What is Bipolar Androgen Therapy?
Bipolar androgen therapy is a treatment strategy that involves intentionally cycling between very high, or supraphysiological, and very low, or near-castrate, levels of testosterone. This approach is primarily used for men whose prostate cancer has become resistant to standard androgen deprivation therapy (ADT), a condition known as castration-resistant prostate cancer (CRPC).
Standard ADT aims to lower testosterone to near-castrate levels (below 50 ng/dL) to inhibit cancer growth, as prostate cancer cells often rely on androgens for survival. Historically, androgen deprivation has been a foundational treatment for prostate cancer, often achieved through surgical castration or medications that suppress testosterone production. However, over time, prostate cancer cells can adapt to low androgen environments and resume growth, leading to CRPC. BAT emerges as a response to this resistance, seeking to re-sensitize these adapted cancer cells to hormonal manipulation.
How Bipolar Androgen Therapy Works
The mechanism of action for BAT involves a disruptive approach to prostate cancer cells, especially those that have adapted to low-androgen environments by increasing their androgen receptor (AR) expression. During the high-dose phase, supraphysiological levels of testosterone (often 1000–3000 ng/dL) are introduced, aiming to overwhelm the highly expressed AR pathway within these resistant cells. This sudden flood of androgen is thought to disrupt the cancer cells’ ability to divide and thrive, potentially leading to cell death or a state of growth arrest.
Following this high-dose exposure, the testosterone levels rapidly decline back to near-castrate levels, often remaining below 100-200 ng/dL by the end of the 28-day cycle, as patients continue concurrent androgen deprivation therapy. This rapid fluctuation prevents cancer cells from adapting to a single hormonal environment, keeping them in a state of disequilibrium.

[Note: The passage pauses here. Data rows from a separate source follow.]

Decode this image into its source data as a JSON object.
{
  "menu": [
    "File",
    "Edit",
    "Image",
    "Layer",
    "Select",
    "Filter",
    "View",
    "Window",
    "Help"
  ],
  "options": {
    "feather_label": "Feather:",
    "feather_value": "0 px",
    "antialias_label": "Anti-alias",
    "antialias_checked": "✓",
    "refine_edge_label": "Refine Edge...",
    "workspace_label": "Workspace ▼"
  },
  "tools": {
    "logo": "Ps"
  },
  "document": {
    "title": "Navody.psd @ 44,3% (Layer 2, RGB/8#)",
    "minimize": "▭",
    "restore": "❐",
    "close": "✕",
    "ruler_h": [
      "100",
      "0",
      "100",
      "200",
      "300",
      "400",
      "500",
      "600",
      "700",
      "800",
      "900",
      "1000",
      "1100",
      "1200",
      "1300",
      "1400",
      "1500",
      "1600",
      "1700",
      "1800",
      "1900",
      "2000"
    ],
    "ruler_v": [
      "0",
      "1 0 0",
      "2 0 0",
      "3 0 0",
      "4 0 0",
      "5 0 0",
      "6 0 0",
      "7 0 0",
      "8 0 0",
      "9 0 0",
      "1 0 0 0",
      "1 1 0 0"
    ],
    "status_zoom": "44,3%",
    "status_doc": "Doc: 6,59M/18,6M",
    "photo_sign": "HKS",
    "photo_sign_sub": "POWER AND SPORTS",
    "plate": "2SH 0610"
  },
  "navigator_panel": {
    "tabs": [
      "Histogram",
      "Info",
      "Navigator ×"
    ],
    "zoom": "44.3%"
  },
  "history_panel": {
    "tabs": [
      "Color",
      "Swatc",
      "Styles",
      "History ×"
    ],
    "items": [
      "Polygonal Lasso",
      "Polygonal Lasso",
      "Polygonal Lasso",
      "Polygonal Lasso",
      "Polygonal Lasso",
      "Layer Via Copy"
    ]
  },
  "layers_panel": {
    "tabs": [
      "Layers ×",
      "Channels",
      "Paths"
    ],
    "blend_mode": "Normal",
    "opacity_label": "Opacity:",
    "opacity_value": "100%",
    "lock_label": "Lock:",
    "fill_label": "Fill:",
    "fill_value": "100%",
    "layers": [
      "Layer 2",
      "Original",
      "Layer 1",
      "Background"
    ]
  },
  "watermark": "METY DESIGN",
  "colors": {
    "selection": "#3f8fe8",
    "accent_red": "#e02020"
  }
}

The subsequent low-dose phase may allow for recovery and potential re-sensitization of the cancer cells to androgen deprivation, making them more vulnerable to subsequent hormonal therapies. Some research suggests that high androgen levels can induce a quiescent, dormant state in cancer cells or lead to cell death by disrupting DNA replication licensing.

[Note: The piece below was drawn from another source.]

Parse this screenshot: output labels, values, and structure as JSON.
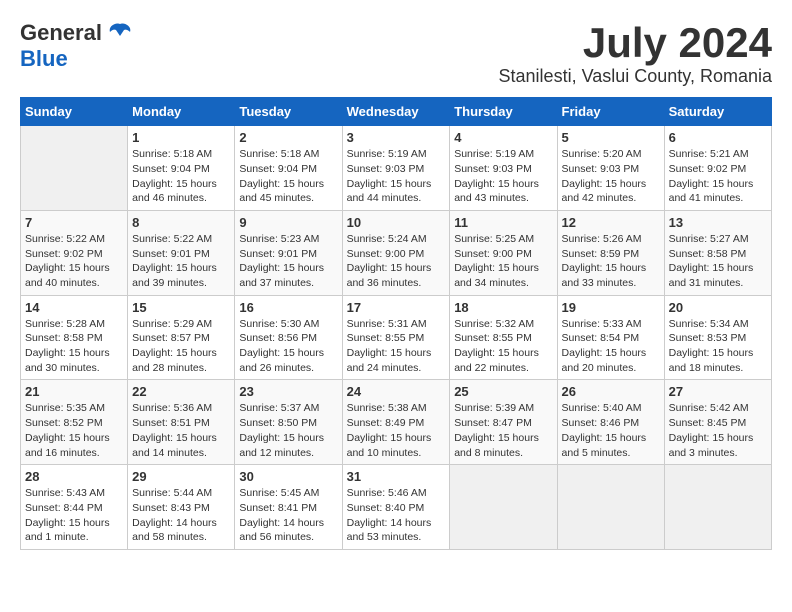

Who Can Benefit from Bipolar Androgen Therapy?
Bipolar androgen therapy is used for men with metastatic castration-resistant prostate cancer (mCRPC) who have experienced disease progression despite prior androgen-deprivation therapies. This means their cancer has spread beyond the prostate and continues to grow even with very low testosterone levels. Patients for BAT often have received at least one androgen receptor signaling inhibitor, such as abiraterone or enzalutamide, and in some cases, prior chemotherapy.
A patient’s overall health, including an Eastern Cooperative Oncology Group (ECOG) performance status of 2 or less, is also a consideration for eligibility. BAT is not a first-line treatment and is not recommended for men with symptomatic bone pain due to metastatic prostate cancer, as it can temporarily worsen this pain. Consultation with a physician is necessary to assess individual disease characteristics and determine suitability for this evolving therapeutic strategy.

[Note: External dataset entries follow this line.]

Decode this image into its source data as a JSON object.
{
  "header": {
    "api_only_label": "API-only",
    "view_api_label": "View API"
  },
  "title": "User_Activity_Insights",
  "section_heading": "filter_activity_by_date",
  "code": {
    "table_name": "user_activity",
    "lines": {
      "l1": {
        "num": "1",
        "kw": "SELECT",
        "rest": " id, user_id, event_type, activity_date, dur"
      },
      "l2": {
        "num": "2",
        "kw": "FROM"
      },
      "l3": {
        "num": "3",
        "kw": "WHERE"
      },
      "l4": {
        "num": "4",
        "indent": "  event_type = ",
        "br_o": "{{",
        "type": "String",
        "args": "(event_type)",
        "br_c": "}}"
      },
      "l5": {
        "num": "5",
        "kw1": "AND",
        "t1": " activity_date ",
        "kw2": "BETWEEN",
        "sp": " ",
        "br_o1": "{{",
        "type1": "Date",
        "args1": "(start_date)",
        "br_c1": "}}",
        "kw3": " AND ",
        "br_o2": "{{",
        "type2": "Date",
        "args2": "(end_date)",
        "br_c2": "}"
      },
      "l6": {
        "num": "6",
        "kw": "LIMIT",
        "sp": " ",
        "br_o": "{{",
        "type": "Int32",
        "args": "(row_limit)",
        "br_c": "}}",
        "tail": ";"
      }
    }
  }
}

Managing Bipolar Androgen Therapy
Bipolar androgen therapy involves an intramuscular injection of testosterone cypionate, often 400 mg, administered every 28 days, while continuous androgen deprivation therapy is maintained. This regimen causes serum testosterone levels to rapidly increase to supraphysiological levels (e.g., 1000–3000 ng/dL) and then gradually decline to near-castrate levels before the next injection. Monitoring prostate-specific antigen (PSA) levels frequently, perhaps every two weeks to once a month, is important to track treatment effectiveness.
Common side effects associated with BAT are mild to moderate and can include hot flashes, breast tenderness, generalized muscle aches, and swelling in the lower legs. Some men report improved quality of life, including increased energy, libido, and even restoration of sexual function, which can be significant after prolonged androgen deprivation.
However, the main concern is uncontrolled cancer growth, which could manifest as worsening bone pain, although this is usually due to inflammatory factors rather than rapid tumor growth. While not a cure, BAT has shown promise in inducing PSA responses and tumor regression in some patients, potentially sensitizing them to subsequent androgen receptor inhibitor therapies.